26

957 97 54
                                    

the neighborhood- sweater üweather

"Pasta Hazır!" Jeongin içeriye doğru bağırdıktan somra ellerini çırpmıştı. İçeri geçerek süsleme yapanlara bakıp, her şey yolunda mı diye göz gezdiriyordu.

Partiye Felix'i, ve Changbin Hyungla, Jisung'u çağırmıştı. San ise özel isteğiyle, kendisi gidip wooyoung'u davet etmişti. Yani kısaca herkes buradaydı.

Felix balonun ucunu bağlamakla uğraşırken Changbin yanına yaklaşmış ve "Ojelerin güzelmiş." demişti, çocuğun elindeki pembe ojelere bakarak. Felix ise hâlâ Changbin'e gıcık olduğu için onun ciddi olup olmadığını anlayamamıştı. "Dalga mı geçiyorsun benimle?" diyerek kaşını kaldırdığında Changbin kafasını iki yana salladı. "Hayır gerçekten güzel, ve güzel sürmüşsün.
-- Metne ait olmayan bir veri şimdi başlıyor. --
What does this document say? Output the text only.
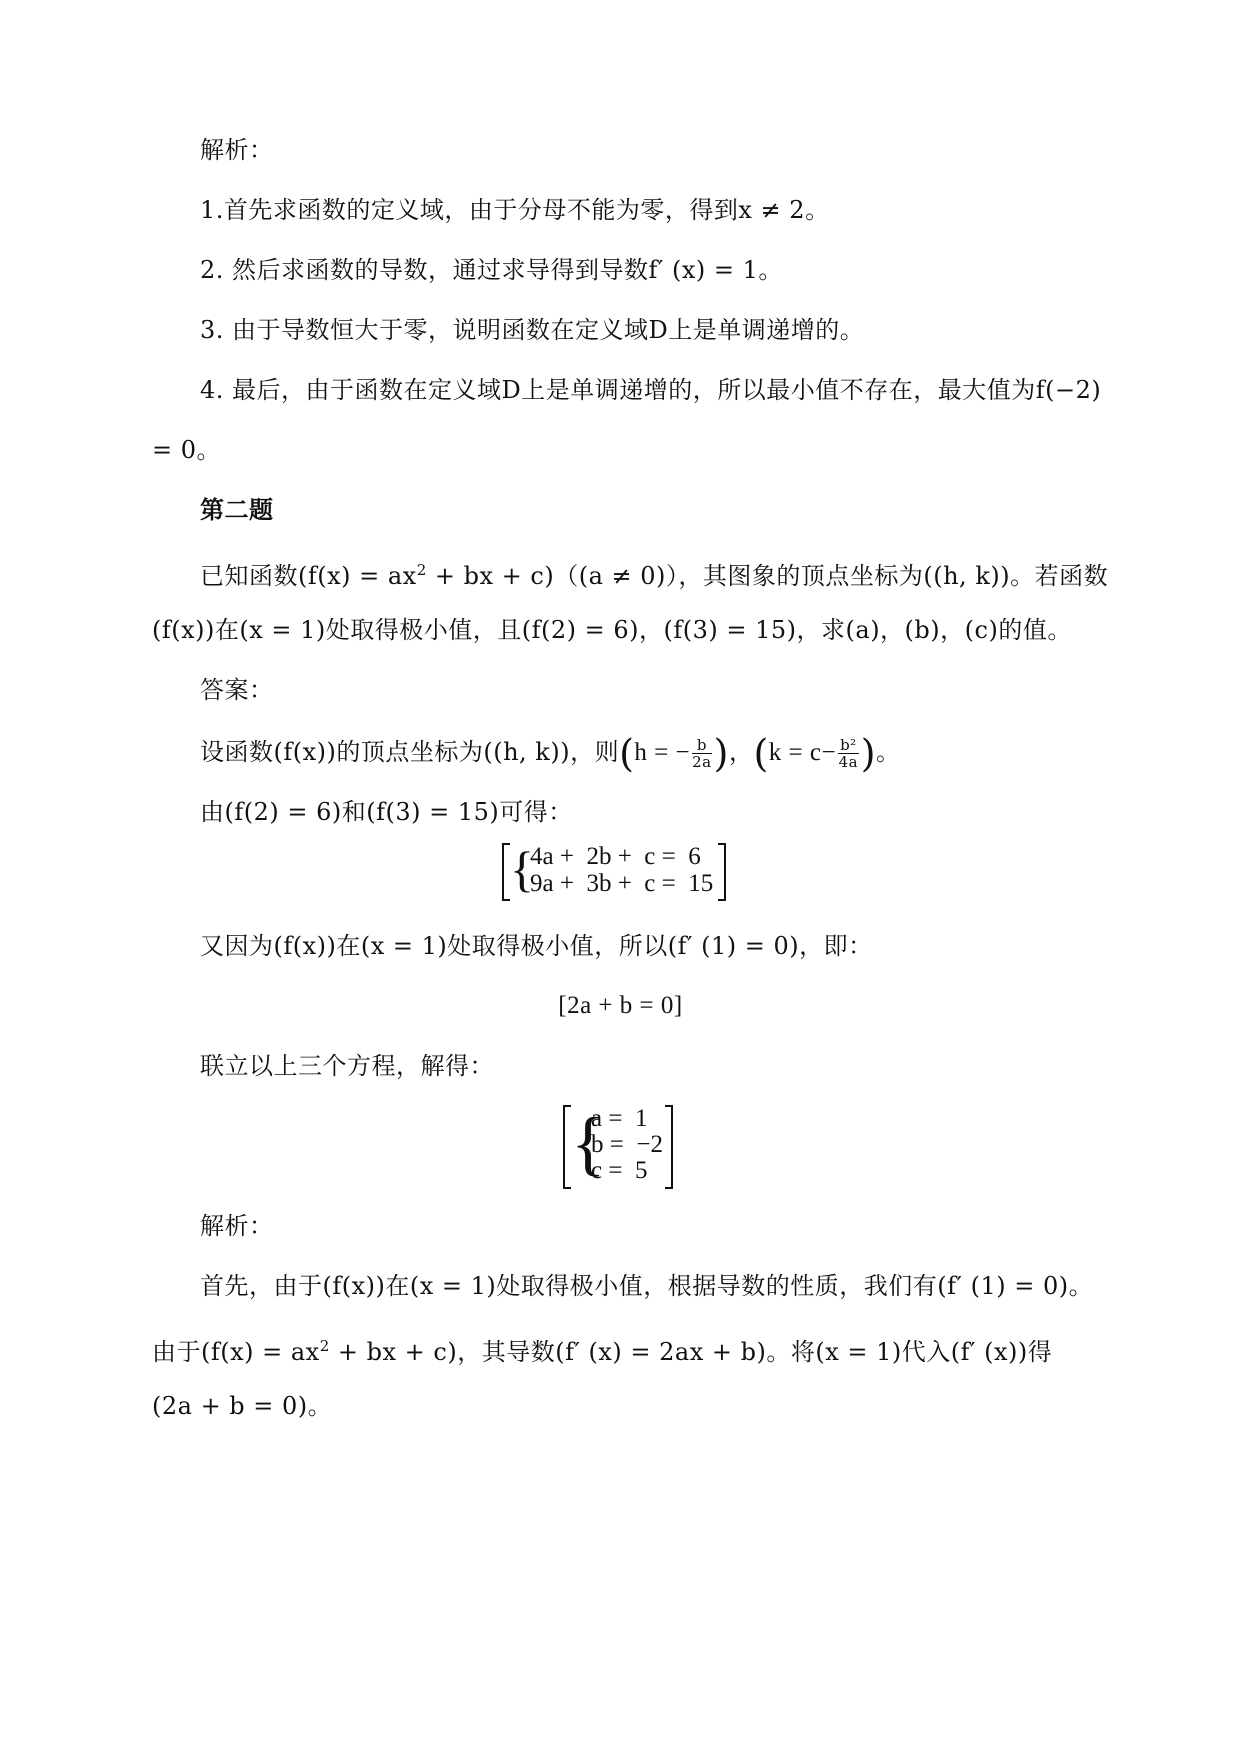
解析：
1.首先求函数的定义域，由于分母不能为零，得到x ≠ 2。
2. 然后求函数的导数，通过求导得到导数f′ (x) = 1。
3. 由于导数恒大于零，说明函数在定义域D上是单调递增的。
4. 最后，由于函数在定义域D上是单调递增的，所以最小值不存在，最大值为f(−2)
= 0。
第二题
已知函数($f(x) = ax^2$ + bx + c)（(a ≠ 0)），其图象的顶点坐标为((h, k))。若函数
(f(x))在(x = 1)处取得极小值，且(f(2) = 6)，(f(3) = 15)，求(a)，(b)，(c)的值。
答案：
设函数(f(x))的顶点坐标为((h, k))，则(h = − $\frac{b}{2a}$ )，($k = c- \frac{\text{b²}}{4a}$ )。
由(f(2) = 6)和(f(3) = 15)可得：
{
4a +  2b +  c =  6
9a +  3b +  c =  15
又因为(f(x))在(x = 1)处取得极小值，所以(f′ (1) = 0)，即：
[2a + b = 0]
联立以上三个方程，解得：
{
a =  1
b =  −2
c =  5
解析：
首先，由于(f(x))在(x = 1)处取得极小值，根据导数的性质，我们有(f′ (1) = 0)。
由于($f(x) = ax^2$ + bx + c)，其导数(f′ (x) = 2ax + b)。将(x = 1)代入(f′ (x))得
(2a + b = 0)。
Bende siyah oje istiyorum ama pek güzel sürdüğüm söylememez." Felix ona gülmüş ve flörtöz bir tavırla; "Pekala bir ara sana yardım edeceğim." demişti.

Bu konuşma sırasında arkalarında duran Jisung ise kendi ellerine baktı. O sürekli siyah oje sürerdi, bazen lacivert. Ama changbin onu hiş farketmemişti. Felix'i ise anında farketmişti. Yutkunarak önüne döndü. Canı şimdiden sıkılmıştı.

Chaeryeong, Jisung'a bakarken moralinin bozulduğunu anlayarak neşeyle yanına gitmiş ve onu gülümsetmek için uğraşmaya başlamıştı.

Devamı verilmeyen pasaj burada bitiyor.